Os proprietários da clínica também serão ouvidos na investigação.
“A Prefeitura de Cotia informa que tomou conhecimento deste fato pela imprensa e não foi comunicada por nenhum órgão oficial. Uma equipe está se deslocando ao endereço para verificar se trata-se de uma clínica regularizada. Caso seja um estabelecimento irregular todas as medidas cabíveis serão tomadas pela gestão municipal”, informou a administração municipal.
O casal Cleber Silva e Terezinha Conceição, proprietários da Comunidade Terapêutica Efata, já responderam criminalmente por maus-tratos contra quatro adolescentes internados em outra unidade terapêutica gerida por eles, em 2019.
Na denúncia, o Ministério Público (MP) apontou que eles ofereciam apenas alimentação básica aos jovens — como sopa, salsicha e ovo —, além de obrigarem os adolescentes a trabalharem como ajudantes de pedreiro para que pudessem ganhar doces e cigarros em troca.
No entanto, o g1 apurou que o crime de maus-tratos prescreveu. Em outras palavras, a Justiça declarou a extinção da punibilidade em razão da prescrição dos crimes. Ou seja, o Estado perdeu o direito de aplicar a pena por conta da inércia ao longo de determinado tempo.
A reportagem não conseguiu localizar a defesa de Matheus para comentar o assunto.
Procurada pelo g1, a advogada Terezinha Azevedo, que defende os interesses do casal Cleber e Terezinha, donos da Comunidade Terapêutica Efata, declarou que seus clientes não iriam comentar a morte de Jarmo porque estão abalados com o que ocorreu. E que só souberam pela polícia que o paciente foi torturado e morreu.
“No dia da tortura, era o dia da folga deles [proprietários da clínica], mas existem pessoas responsáveis, tinha esse menino aí [Matheus] que estavam confiando nele, ninguém havia feito reclamação nenhuma”, afirmou Terezinha. “Agora que nós ficamos sabendo que esse cara é torturador, é cruel.”

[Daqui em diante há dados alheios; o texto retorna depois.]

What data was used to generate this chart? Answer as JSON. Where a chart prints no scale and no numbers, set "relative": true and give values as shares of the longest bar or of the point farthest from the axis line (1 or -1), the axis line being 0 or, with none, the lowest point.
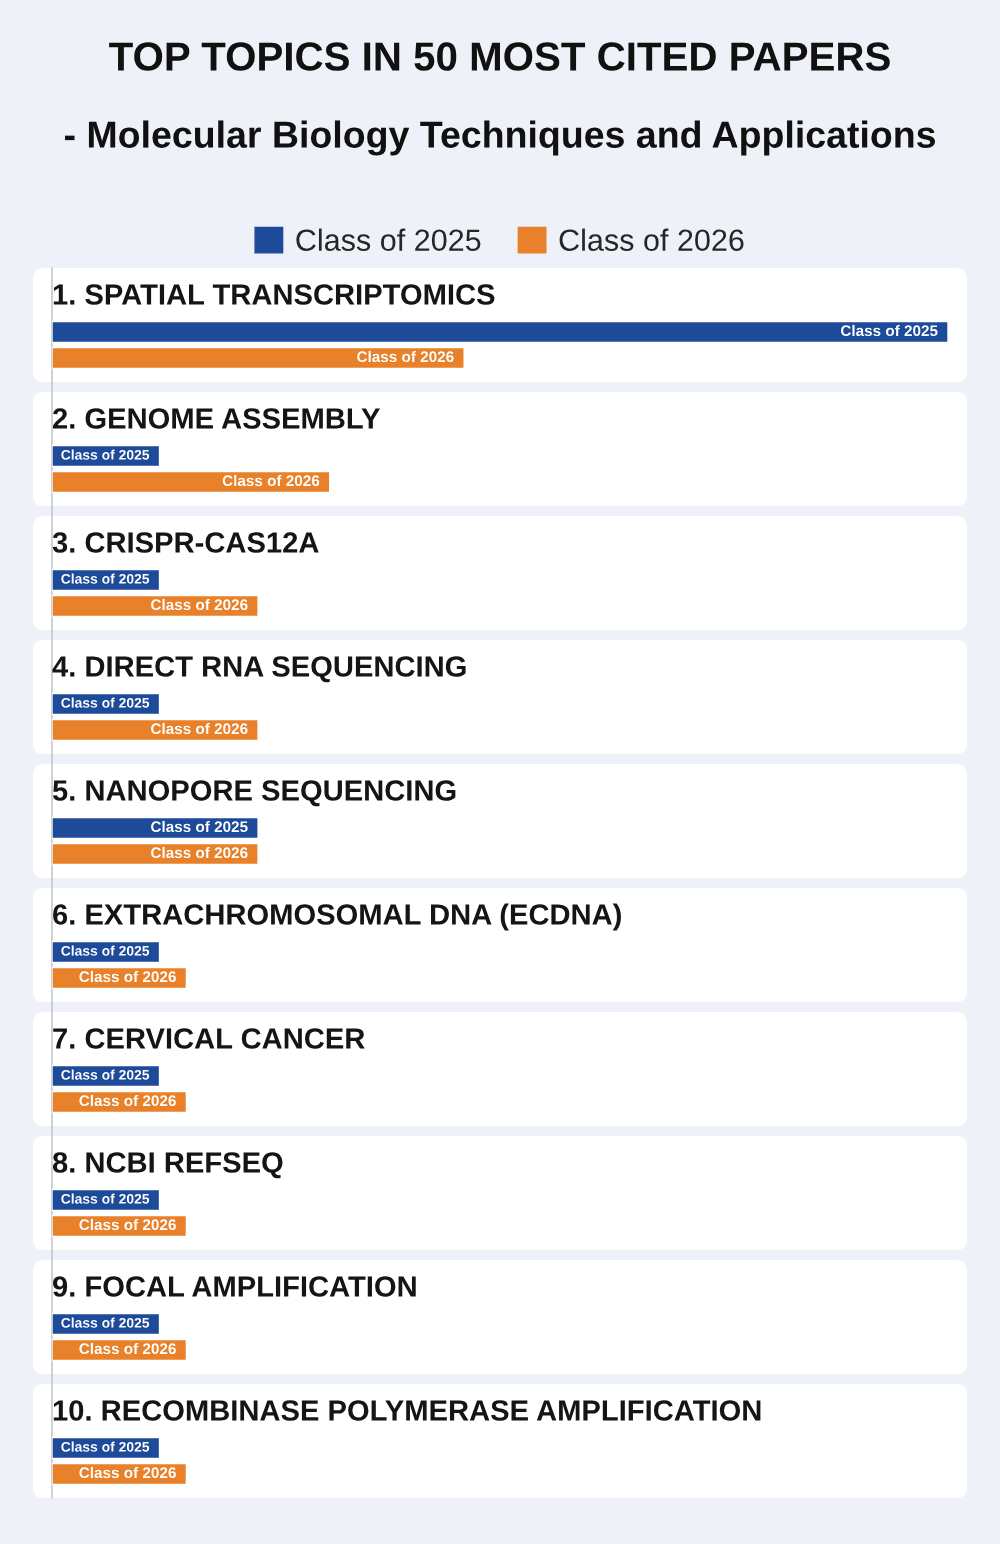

Segundo a defesa dos donos da Comunidade Terapêutica Efata, Matheus era ex-dependente químico e estava trabalhando havia uma semana na clínica.

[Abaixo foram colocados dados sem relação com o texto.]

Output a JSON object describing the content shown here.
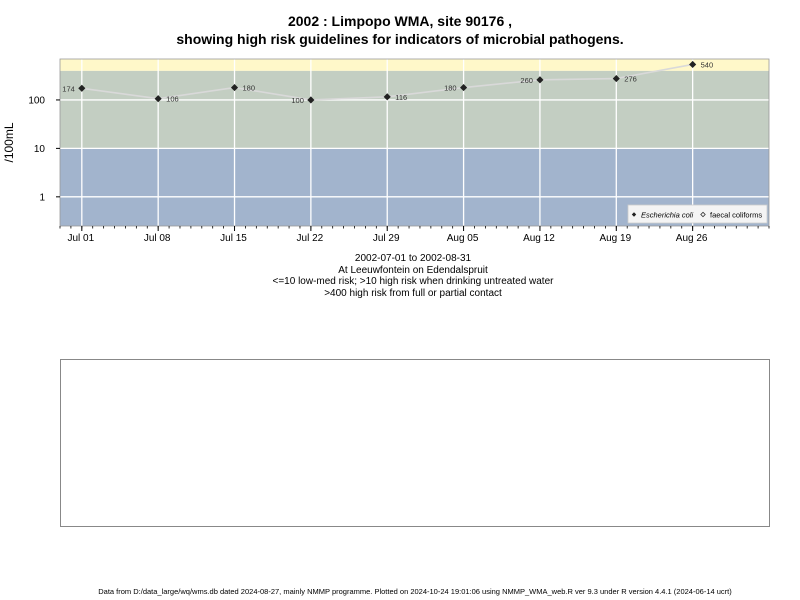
{
  "title_line1": "2002 : Limpopo WMA, site 90176 ,",
  "title_line2": "showing high risk guidelines for indicators of microbial pathogens.",
  "subtitle": {
    "line1": "2002-07-01 to 2002-08-31",
    "line2": "At Leeuwfontein on Edendalspruit",
    "line3": "<=10 low-med risk; >10 high risk when drinking untreated water",
    "line4": ">400 high risk from full or partial contact"
  },
  "footer": "Data from D:/data_large/wq/wms.db dated 2024-08-27, mainly NMMP programme. Plotted on 2024-10-24 19:01:06 using NMMP_WMA_web.R ver 9.3 under R version 4.4.1 (2024-06-14 ucrt)",
  "chart_data": {
    "type": "line",
    "ylabel": "/100mL",
    "y_scale": "log10",
    "ylim": [
      0.25,
      700
    ],
    "y_ticks": [
      1,
      10,
      100
    ],
    "y_tick_labels": [
      "1",
      "10",
      "100"
    ],
    "x_ticks": [
      "2002-07-01",
      "2002-07-08",
      "2002-07-15",
      "2002-07-22",
      "2002-07-29",
      "2002-08-05",
      "2002-08-12",
      "2002-08-19",
      "2002-08-26"
    ],
    "x_tick_labels": [
      "Jul 01",
      "Jul 08",
      "Jul 15",
      "Jul 22",
      "Jul 29",
      "Aug 05",
      "Aug 12",
      "Aug 19",
      "Aug 26"
    ],
    "xlim": [
      "2002-06-29",
      "2002-09-02"
    ],
    "risk_bands": [
      {
        "from": 0.25,
        "to": 10,
        "color": "#a2b4cd"
      },
      {
        "from": 10,
        "to": 400,
        "color": "#c3cec2"
      },
      {
        "from": 400,
        "to": 700,
        "color": "#fff8c9"
      }
    ],
    "series": [
      {
        "name": "Escherichia coli",
        "marker": "filled-diamond",
        "line_color": "#d9d9d9",
        "x": [
          "2002-07-01",
          "2002-07-08",
          "2002-07-15",
          "2002-07-22",
          "2002-07-29",
          "2002-08-05",
          "2002-08-12",
          "2002-08-19",
          "2002-08-26"
        ],
        "y": [
          174,
          106,
          180,
          100,
          116,
          180,
          260,
          276,
          540
        ],
        "labels": [
          "174",
          "106",
          "180",
          "100",
          "116",
          "180",
          "260",
          "276",
          "540"
        ]
      },
      {
        "name": "faecal coliforms",
        "marker": "open-diamond",
        "x": [],
        "y": []
      }
    ],
    "legend_position": "bottom-right",
    "grid": true
  }
}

“É verdade, nunca aconteceu nada disso [de algum paciente ser agredido e morrer]. Essa pessoa, esse Matheus, não estava escrito na testa dele que ele era torturador, né? Ele é manipulador. Estive com ele várias vezes na sala do delegado e eu senti a posição dele. E ele é manipulador. Ele quer tirar a culpa dele. Ele agride um paciente até a morte e não assume”, disse Terezinha.